Thankfully, misery loves company and my friend and I stopped our indeterminate journey exploring Sela’s wild beauty on hearing snatches of Tamil. We started a conversation with an army Jawan from Chennai and from there on we passed the time happily reminiscing about sweltering heat and the dry spell back home. Meanwhile, it started snowing quiet heavily. Despite people around me, I felt a crushing sense of isolation as we wandered about. The imposing mountains looked cruel and heartless in the dark and broody weather. But just as before, the weather cleared after a while and even the sensible folks who were waiting for the road to clear from the safety of their vehicles ventured out. Soon there was a mad scramble for good selfie spots. I don’t think I will ever understand the raw courage the prospect of selfies induces in people. But anyway, we finally started our descent towards Tawang feeling very much smaller after facing the rage of the mountain Gods.

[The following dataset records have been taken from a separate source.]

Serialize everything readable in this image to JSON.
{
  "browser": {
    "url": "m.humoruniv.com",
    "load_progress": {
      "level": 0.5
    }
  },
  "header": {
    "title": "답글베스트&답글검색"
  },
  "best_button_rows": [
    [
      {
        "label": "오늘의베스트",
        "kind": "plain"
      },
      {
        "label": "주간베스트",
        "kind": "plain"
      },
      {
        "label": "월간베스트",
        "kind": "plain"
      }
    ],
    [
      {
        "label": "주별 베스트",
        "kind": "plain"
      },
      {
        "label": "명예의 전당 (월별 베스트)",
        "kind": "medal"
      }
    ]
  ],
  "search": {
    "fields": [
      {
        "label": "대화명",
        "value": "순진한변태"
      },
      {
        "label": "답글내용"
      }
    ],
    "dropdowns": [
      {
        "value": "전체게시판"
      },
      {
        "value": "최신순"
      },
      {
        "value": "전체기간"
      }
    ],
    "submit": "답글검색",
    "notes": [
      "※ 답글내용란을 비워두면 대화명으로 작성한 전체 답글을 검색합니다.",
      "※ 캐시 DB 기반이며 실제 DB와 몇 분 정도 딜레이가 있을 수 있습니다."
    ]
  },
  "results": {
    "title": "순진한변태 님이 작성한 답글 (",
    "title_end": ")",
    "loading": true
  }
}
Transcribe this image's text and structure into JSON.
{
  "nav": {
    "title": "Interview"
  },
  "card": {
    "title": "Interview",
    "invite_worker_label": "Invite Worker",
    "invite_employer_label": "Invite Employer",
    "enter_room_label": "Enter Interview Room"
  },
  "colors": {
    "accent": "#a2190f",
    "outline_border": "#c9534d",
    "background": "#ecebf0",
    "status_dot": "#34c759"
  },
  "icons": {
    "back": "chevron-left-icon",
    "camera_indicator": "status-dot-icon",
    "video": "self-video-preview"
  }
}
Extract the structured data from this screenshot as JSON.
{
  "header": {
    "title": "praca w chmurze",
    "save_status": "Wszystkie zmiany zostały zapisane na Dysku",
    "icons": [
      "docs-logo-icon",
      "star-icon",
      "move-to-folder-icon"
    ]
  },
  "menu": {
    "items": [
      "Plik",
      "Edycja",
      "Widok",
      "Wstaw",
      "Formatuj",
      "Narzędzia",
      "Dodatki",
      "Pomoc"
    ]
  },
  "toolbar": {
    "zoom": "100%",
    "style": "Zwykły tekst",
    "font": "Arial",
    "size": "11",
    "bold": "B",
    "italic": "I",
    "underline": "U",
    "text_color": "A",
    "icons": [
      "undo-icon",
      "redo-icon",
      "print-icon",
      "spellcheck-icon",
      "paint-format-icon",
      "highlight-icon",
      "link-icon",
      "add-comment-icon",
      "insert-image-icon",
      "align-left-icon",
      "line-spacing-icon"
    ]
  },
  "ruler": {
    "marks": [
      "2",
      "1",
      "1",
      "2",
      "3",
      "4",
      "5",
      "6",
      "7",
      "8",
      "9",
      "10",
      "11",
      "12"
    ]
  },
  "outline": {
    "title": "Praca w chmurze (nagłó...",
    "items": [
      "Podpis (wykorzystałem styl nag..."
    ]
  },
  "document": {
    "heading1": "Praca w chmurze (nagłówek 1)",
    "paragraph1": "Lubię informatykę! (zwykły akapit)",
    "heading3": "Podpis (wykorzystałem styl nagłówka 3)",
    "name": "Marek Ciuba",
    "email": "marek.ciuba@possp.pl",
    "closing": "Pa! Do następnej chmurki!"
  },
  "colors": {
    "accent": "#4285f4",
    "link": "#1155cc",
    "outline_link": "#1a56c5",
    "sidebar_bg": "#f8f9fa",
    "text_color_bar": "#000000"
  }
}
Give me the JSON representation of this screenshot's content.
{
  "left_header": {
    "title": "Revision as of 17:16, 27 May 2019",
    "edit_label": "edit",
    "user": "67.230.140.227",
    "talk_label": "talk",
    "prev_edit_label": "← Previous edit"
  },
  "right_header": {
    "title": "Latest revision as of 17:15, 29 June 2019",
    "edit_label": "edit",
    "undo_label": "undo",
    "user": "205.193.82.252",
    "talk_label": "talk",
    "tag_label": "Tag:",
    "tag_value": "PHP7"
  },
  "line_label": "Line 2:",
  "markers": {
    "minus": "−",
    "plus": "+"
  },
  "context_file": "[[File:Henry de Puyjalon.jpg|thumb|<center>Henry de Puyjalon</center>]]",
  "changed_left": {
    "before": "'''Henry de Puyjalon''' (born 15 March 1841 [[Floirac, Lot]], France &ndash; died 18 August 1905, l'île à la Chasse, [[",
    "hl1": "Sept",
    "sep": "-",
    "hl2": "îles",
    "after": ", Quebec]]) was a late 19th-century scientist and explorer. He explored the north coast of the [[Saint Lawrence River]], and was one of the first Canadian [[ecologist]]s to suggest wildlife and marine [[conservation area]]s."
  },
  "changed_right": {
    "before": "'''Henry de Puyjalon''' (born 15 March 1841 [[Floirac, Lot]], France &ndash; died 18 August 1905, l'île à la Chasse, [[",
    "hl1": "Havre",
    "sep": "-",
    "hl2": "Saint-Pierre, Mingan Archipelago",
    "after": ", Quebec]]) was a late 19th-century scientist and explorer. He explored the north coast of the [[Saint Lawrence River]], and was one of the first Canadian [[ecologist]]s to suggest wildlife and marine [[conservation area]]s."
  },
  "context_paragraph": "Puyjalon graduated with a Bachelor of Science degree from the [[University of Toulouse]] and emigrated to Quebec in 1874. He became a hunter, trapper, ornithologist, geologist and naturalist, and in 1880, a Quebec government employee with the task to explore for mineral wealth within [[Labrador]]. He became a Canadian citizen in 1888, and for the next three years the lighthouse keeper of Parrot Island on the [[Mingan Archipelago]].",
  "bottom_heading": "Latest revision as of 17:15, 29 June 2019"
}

Oh! And why did I talk about connectivity before? Because, someone from Tenga was trying to reach us over phone to warn us about the road block. Moral of the story, when traveling across wild places, don’t rely on your gadgets and learn to do what the natives do. That is, wind down your window and simply ask how it is ahead at every check post and also smile and strike up conversations with every driver passing by. After all, the mountains are no place to be morose and prideful.